Background:  When the South African Phidisa II study began in 2004 few NRTI were available, and the relative efficacy of lopinavir/ritonavir (LPV/r) and efavirenz (EFV) was not known.

Methods:  Phidisa II enrolled ART-naive HIV-infected members of the South African National Defense Forces or family members at 6 sites. Participants >13 years with <200 CD4+ cells/mm3 or prior AIDS diagnosis were randomized to EFV or LPV/r; also to zidovudine + didanosine (ZDV+ddI) or stavudine + lamivudine (d4T+3TC). HIV RNA and CD4+ cell count were centrally determined monthly for 3 months, then every 3 months until March 2008 when the study closed. The primary endpoint was AIDS or death. Cox models were used to estimate hazard ratios (HR). All analyses are by intention to treat.

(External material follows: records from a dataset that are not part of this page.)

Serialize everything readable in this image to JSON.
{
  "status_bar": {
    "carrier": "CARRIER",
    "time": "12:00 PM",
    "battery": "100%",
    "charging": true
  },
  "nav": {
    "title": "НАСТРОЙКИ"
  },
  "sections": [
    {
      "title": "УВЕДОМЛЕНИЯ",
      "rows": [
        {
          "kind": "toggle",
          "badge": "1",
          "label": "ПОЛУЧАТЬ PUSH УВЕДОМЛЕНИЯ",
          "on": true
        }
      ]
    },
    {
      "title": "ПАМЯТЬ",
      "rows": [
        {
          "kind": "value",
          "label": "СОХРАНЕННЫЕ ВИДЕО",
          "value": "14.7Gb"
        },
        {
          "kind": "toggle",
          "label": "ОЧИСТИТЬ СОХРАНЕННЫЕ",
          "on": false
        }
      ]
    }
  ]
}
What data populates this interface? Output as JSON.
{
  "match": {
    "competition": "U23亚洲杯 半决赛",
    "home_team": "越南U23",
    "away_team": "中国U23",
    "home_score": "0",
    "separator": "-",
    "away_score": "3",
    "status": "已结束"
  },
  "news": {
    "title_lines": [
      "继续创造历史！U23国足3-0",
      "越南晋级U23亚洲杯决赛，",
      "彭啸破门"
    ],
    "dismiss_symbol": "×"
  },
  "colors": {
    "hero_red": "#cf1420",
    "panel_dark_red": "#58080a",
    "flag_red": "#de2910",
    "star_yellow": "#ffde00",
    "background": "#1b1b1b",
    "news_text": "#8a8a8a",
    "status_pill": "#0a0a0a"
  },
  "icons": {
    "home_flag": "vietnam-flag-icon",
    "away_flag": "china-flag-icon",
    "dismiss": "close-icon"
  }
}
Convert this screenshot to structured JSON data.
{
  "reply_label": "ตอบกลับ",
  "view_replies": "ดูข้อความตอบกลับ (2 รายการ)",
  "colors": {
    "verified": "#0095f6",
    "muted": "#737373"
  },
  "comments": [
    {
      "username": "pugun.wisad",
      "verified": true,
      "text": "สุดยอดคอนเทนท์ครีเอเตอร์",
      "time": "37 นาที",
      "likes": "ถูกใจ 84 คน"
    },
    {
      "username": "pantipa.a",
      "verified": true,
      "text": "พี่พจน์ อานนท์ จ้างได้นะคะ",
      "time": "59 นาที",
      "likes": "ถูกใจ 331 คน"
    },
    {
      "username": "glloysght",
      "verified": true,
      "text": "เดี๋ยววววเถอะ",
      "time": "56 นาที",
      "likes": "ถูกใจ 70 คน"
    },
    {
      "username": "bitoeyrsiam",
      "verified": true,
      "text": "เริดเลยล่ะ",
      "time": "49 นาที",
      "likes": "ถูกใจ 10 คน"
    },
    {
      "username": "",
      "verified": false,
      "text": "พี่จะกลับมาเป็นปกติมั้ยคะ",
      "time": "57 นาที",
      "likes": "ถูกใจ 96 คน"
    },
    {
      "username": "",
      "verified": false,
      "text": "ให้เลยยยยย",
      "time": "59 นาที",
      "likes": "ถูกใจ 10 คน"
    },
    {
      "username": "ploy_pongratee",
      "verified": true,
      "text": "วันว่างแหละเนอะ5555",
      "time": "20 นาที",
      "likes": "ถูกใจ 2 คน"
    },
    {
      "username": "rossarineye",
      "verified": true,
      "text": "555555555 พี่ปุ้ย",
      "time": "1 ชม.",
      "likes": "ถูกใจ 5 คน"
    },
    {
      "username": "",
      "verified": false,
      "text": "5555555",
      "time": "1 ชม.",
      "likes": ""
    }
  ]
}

Results:  We randomized 1771 persons and followed them for 24.7 months (median). At baseline, median HIV RNA level and CD4+ count were 144,000 copies/mL and 106 cells/mm3. In the EFV group, 163 persons reached primary endpoints, as did 157 in the LPV/r group (HR = 1.04; 95%CI 0.84 to 1.30). Virologic suppression was faster with EFV than LPV/r (68% vs 58% <400 copies/mL at 3 months; p <0.001); the difference was negligible by 12 months (66% vs 65%) and through study closure. Persons assigned LPV/r had greater CD4+ cell responses; CD4+ count was 272 for EFV and 317 for LPV at 36 months (p = 0.004). In the ZDV+ddI group, 170 participants reached primary endpoints, as did 150 in the d4T+3TC group (HR = 1.15; 95%CI 0.93 to 1.44). HIV RNA was significantly lower over follow-up (by 0.25 log; p <0.001) for d4T+3TC compared with ZDV+ddI. A correspondingly greater CD4+ count response was also seen; CD4+ count was 309 for d4T+3TC and 279 for ZDV+ddI at 36 months (p = 0.04). Effects of the 2 treatment factors were additive. Fastest HIV RNA suppression was with EFV+d4T+3TC (73% <400 copies/mL at 3 months); greatest CD4+ response with LPV+d4T+3TC (326 cells/mm3 at 36 months). Those assigned EFV+ZDV+ddI had lowest 36-month CD4+ count (251 cells/mm3) and highest rate for the primary endpoints (10.6/100 person-years vs 7.6 to 8.8 for the other groups).

Conclusions:  EFV led to more rapid HIV RNA suppression than LPV but CD4+ counts were increased more with LPV than EFV. AIDS/deaths rates were similar for EFV and LPV. A trend towards better clinical outcomes and significant virologic and immunologic improvement favored d4T+3TC over ZDV+ddI. The nucleoside combination of ZDV with ddI is not recommended in this setting.